Personal information
- Full name: Stanley Mainwaring Farrar Sylvester
- Born: 13 June 1912 Rosario, Santa Fe, Argentina
- Died: 20 October 2003 (aged 91) Rosario, Santa Fe, Argentina
- Batting: Unknown

Career statistics
| Competition | First-class |
| Matches | 1 |
| Runs scored | 25 |
| Batting average | 12.50 |
| 100s/50s | –/– |
| Top score | 21 |
| Catches/stumpings | –/– |
- Source: Cricinfo, 28 January 2022

= Stanley Sylvester =

Anglo-Argentine cricketer, businessman, and diplomat (1912–2003)

Stanley Mainwaring Farrar Sylvester (13 June 1912 — 20 October 2003) was an Anglo-Argentine first-class cricketer, businessman and diplomat.

Sylvester was born at Rosario in June 1912. He was educated in England at Cheltenham College, before returning to Argentina after completing his education. Sylvester played first-class cricket for Argentina in January 1938, making a single appearance against Sir T. E. W. Brinckman's touring XI at Buenos Aires. Batting twice in the match, he was dismissed in the Argentine first innings for 4 runs by Jim Sims, while in their second innings he was dismissed for 21 runs by the same bowler.

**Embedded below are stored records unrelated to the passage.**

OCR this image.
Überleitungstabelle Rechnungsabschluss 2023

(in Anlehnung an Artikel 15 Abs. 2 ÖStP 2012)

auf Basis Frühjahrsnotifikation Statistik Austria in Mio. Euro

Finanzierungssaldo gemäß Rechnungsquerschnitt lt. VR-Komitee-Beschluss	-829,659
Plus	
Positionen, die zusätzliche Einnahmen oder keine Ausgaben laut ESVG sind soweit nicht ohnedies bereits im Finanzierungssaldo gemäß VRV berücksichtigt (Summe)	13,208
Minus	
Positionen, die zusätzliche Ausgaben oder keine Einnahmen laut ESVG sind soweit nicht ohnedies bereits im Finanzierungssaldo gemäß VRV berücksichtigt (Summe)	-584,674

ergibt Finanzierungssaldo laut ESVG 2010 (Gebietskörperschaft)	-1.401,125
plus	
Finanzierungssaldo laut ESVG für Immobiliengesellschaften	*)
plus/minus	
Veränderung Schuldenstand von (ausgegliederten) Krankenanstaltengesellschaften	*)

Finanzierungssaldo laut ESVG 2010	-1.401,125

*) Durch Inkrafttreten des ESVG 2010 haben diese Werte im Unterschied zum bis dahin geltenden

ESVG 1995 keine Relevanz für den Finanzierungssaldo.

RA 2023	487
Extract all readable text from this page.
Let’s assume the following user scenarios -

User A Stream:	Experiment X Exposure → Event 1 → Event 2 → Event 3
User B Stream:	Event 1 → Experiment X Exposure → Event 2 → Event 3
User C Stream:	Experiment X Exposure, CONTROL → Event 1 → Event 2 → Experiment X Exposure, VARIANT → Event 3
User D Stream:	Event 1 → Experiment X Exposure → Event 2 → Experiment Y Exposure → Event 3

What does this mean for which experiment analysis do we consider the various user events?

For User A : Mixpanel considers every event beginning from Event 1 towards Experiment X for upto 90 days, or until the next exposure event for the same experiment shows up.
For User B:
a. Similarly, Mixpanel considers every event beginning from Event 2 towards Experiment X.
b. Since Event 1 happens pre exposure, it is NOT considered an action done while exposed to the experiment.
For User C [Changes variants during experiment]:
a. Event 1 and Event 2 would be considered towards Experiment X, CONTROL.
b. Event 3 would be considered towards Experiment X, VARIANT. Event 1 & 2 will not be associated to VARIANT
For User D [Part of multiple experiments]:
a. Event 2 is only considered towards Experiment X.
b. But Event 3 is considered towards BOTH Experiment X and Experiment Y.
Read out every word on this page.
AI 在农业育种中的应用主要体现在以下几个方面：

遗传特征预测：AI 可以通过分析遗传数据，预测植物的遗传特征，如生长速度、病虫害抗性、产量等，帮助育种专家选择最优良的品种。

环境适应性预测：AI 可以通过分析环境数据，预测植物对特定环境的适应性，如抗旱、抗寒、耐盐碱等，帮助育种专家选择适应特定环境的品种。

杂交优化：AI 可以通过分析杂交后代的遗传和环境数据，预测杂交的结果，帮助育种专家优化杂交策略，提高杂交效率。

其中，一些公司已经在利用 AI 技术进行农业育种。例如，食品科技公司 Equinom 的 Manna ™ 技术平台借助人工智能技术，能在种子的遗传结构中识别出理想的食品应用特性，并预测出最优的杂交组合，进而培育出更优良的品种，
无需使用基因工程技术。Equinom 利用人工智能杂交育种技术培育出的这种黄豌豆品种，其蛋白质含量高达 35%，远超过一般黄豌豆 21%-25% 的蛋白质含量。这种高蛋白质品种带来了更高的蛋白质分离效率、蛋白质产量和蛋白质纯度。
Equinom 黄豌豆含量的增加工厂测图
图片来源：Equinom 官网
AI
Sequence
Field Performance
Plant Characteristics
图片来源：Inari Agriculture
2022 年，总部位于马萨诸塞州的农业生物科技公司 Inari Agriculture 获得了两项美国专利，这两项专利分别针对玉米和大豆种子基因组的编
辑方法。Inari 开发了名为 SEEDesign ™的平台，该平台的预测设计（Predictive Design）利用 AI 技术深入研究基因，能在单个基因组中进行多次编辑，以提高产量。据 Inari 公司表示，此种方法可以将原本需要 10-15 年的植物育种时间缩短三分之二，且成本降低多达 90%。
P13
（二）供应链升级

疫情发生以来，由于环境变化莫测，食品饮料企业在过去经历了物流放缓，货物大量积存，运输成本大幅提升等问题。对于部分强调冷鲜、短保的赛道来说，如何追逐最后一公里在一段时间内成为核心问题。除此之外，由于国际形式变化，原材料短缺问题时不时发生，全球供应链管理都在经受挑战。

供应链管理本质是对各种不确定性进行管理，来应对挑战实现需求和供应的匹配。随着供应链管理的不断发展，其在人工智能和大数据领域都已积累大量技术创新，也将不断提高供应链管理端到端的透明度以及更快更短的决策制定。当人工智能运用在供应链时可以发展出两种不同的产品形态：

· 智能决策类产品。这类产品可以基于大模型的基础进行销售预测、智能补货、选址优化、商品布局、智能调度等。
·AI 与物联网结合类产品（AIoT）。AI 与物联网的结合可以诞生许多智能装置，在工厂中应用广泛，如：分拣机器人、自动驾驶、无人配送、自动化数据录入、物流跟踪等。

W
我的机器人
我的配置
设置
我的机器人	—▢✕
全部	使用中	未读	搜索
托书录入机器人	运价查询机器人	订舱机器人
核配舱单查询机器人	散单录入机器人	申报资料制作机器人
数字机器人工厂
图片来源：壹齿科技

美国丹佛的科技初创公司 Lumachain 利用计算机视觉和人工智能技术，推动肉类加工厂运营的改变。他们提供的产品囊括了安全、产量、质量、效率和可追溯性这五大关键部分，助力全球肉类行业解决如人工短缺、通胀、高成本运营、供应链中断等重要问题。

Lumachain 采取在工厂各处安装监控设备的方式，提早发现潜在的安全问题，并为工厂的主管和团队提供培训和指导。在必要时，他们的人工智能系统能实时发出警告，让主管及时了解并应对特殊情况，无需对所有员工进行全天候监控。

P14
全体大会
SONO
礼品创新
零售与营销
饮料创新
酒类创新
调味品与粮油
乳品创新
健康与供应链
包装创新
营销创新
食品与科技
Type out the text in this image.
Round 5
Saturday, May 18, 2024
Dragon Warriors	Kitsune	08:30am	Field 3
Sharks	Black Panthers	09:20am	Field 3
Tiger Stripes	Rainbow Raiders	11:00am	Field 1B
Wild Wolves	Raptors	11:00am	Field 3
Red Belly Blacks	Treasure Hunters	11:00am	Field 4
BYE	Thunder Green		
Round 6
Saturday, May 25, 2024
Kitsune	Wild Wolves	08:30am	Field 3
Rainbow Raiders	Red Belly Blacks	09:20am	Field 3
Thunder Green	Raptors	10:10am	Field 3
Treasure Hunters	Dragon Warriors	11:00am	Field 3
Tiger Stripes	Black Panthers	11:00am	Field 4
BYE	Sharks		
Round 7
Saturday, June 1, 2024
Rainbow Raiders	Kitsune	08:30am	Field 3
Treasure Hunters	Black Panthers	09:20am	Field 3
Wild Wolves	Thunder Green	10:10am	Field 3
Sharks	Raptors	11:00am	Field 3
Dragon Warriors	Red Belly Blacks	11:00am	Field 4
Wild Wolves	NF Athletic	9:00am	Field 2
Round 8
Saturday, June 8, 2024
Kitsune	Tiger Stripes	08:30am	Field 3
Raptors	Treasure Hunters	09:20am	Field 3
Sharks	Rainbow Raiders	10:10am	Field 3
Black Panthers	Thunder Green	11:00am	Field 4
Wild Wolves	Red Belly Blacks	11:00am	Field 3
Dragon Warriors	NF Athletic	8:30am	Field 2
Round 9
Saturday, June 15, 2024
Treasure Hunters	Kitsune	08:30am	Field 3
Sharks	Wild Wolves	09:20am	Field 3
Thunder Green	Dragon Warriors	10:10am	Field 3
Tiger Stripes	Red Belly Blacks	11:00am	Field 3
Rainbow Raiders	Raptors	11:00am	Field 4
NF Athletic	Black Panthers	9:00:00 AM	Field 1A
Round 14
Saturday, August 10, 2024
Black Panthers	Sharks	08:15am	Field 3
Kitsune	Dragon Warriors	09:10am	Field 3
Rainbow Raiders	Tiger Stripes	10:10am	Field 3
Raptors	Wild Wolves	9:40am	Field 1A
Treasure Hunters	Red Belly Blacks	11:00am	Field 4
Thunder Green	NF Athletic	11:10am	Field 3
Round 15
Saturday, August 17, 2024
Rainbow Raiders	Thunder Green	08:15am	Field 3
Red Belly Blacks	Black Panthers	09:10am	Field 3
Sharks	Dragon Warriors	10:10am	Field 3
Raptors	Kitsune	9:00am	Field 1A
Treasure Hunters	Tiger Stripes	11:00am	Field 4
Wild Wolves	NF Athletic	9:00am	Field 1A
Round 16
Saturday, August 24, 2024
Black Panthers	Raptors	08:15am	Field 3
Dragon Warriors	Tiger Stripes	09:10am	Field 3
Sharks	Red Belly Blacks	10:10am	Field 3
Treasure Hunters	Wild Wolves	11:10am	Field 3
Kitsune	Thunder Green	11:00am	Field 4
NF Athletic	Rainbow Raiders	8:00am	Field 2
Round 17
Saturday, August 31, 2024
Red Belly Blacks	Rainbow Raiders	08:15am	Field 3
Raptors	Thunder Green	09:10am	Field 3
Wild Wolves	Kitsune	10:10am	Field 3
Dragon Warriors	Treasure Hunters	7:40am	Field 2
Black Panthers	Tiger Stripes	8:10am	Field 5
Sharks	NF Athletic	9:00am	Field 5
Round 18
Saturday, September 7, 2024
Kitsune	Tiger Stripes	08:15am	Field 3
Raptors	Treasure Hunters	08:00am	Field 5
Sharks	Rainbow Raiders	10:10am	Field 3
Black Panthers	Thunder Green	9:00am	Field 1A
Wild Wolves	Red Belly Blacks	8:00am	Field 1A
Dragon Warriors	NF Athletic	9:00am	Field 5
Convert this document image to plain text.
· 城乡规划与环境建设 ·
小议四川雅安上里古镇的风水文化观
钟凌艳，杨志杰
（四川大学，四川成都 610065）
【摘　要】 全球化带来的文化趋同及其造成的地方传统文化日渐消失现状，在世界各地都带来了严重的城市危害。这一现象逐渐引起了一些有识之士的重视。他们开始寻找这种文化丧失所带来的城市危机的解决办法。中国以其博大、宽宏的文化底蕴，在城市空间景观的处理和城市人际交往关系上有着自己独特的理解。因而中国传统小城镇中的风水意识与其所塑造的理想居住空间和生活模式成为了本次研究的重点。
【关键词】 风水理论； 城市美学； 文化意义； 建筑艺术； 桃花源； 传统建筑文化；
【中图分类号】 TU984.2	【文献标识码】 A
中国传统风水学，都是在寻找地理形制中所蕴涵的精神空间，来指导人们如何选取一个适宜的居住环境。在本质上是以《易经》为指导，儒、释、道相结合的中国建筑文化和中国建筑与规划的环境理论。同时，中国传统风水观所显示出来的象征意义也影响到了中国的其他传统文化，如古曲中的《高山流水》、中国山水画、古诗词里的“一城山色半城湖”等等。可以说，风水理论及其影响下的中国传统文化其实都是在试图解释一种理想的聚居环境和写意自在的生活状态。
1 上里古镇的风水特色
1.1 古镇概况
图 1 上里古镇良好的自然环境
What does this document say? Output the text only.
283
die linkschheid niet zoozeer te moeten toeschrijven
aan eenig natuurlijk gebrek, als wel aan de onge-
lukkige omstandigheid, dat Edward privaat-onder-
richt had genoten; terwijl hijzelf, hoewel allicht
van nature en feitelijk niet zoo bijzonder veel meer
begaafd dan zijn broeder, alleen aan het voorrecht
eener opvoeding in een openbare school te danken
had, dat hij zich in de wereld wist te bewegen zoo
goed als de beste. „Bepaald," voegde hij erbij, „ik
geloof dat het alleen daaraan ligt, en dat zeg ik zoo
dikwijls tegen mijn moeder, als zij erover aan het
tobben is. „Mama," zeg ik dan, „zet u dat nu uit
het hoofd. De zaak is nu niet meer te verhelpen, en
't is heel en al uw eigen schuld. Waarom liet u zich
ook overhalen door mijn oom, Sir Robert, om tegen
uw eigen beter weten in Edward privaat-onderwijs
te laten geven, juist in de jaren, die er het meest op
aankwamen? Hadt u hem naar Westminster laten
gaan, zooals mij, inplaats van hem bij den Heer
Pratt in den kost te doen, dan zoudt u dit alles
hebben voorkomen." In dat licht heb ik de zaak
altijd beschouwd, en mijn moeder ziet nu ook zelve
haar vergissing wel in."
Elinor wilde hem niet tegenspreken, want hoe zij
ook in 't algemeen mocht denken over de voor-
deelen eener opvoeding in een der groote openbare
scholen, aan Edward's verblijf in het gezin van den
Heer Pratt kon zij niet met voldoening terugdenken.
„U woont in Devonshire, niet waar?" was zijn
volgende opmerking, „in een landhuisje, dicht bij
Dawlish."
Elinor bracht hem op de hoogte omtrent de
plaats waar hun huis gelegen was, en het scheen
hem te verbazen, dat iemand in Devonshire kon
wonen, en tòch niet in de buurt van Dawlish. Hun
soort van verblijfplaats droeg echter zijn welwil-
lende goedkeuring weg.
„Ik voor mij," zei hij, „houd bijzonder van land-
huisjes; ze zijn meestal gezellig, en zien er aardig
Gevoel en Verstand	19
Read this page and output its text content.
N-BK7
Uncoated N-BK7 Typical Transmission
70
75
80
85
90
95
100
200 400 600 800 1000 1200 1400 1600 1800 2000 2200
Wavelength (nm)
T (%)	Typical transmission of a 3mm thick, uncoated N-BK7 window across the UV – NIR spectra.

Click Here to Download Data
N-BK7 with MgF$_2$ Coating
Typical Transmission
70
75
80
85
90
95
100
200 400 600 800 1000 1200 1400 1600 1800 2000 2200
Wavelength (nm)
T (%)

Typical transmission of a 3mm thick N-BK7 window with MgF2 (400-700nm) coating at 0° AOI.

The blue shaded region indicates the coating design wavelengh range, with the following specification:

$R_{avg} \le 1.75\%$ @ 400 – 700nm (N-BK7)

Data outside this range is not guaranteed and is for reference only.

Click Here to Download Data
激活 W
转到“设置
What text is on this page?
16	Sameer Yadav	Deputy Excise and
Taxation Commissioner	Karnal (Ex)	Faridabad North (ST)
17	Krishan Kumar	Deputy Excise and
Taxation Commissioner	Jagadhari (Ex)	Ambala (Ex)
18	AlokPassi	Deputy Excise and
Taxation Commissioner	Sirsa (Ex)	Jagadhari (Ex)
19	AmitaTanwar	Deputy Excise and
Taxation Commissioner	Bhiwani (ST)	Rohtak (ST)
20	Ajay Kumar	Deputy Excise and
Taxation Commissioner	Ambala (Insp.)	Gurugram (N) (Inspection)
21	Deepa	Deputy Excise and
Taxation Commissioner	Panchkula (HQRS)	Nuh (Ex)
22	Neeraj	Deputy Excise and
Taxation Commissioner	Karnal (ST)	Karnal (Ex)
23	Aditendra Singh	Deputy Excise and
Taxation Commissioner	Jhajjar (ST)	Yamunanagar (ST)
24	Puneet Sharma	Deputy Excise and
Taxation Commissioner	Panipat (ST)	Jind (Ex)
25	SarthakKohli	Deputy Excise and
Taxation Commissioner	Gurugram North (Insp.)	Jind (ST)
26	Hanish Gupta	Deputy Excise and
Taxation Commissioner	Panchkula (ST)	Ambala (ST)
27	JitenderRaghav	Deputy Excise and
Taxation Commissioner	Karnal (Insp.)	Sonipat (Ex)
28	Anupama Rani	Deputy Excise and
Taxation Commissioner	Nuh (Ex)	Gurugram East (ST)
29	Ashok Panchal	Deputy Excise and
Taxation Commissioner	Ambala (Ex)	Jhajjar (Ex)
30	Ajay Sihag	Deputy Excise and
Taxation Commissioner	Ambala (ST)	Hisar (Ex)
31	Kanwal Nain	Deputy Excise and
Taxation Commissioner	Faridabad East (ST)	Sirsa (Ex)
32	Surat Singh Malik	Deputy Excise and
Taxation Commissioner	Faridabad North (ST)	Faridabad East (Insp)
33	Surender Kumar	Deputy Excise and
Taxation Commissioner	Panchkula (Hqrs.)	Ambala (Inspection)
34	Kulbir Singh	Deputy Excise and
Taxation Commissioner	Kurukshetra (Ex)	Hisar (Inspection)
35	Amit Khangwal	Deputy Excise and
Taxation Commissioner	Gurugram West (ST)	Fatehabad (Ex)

Sylvester was the honorary British consul at Rosario, a role he carried out alongside his management of a meat processing plant owned by the Swift Company, which in 1970 had laid off 15,000 workers. He was abducted in May 1971 from his home by guerrillas affiliated to the People's Revolutionary Army (PRA); his abduction was initially thought to be retaliation for the 15,000 job losses, with the group stating he would be "tried before a people's court of justice". The kidnapping was planned without the permission of the PRA national command. The Rosario PRA demanded that the Swift Company rehire 300 workers, reduce work quotas for their workers, terminate the indiscriminate firing of workers, provide medical attention to employees, reduce the cold working conditions in the packing plant, distribute $50,000 worth of food to working-class neighbourhoods, and publish their communiqués in public media. After one week their demands were met, with Sylvester being released. In November 2003, former PRA guerrilla Enrique Gorriarán Merlo travelled to Rosario to apologise to Sylvester for his 1971 kidnapping, but Sylvester had died 20 days prior on 20 October 2003; he instead issued an apology to his son, Juan.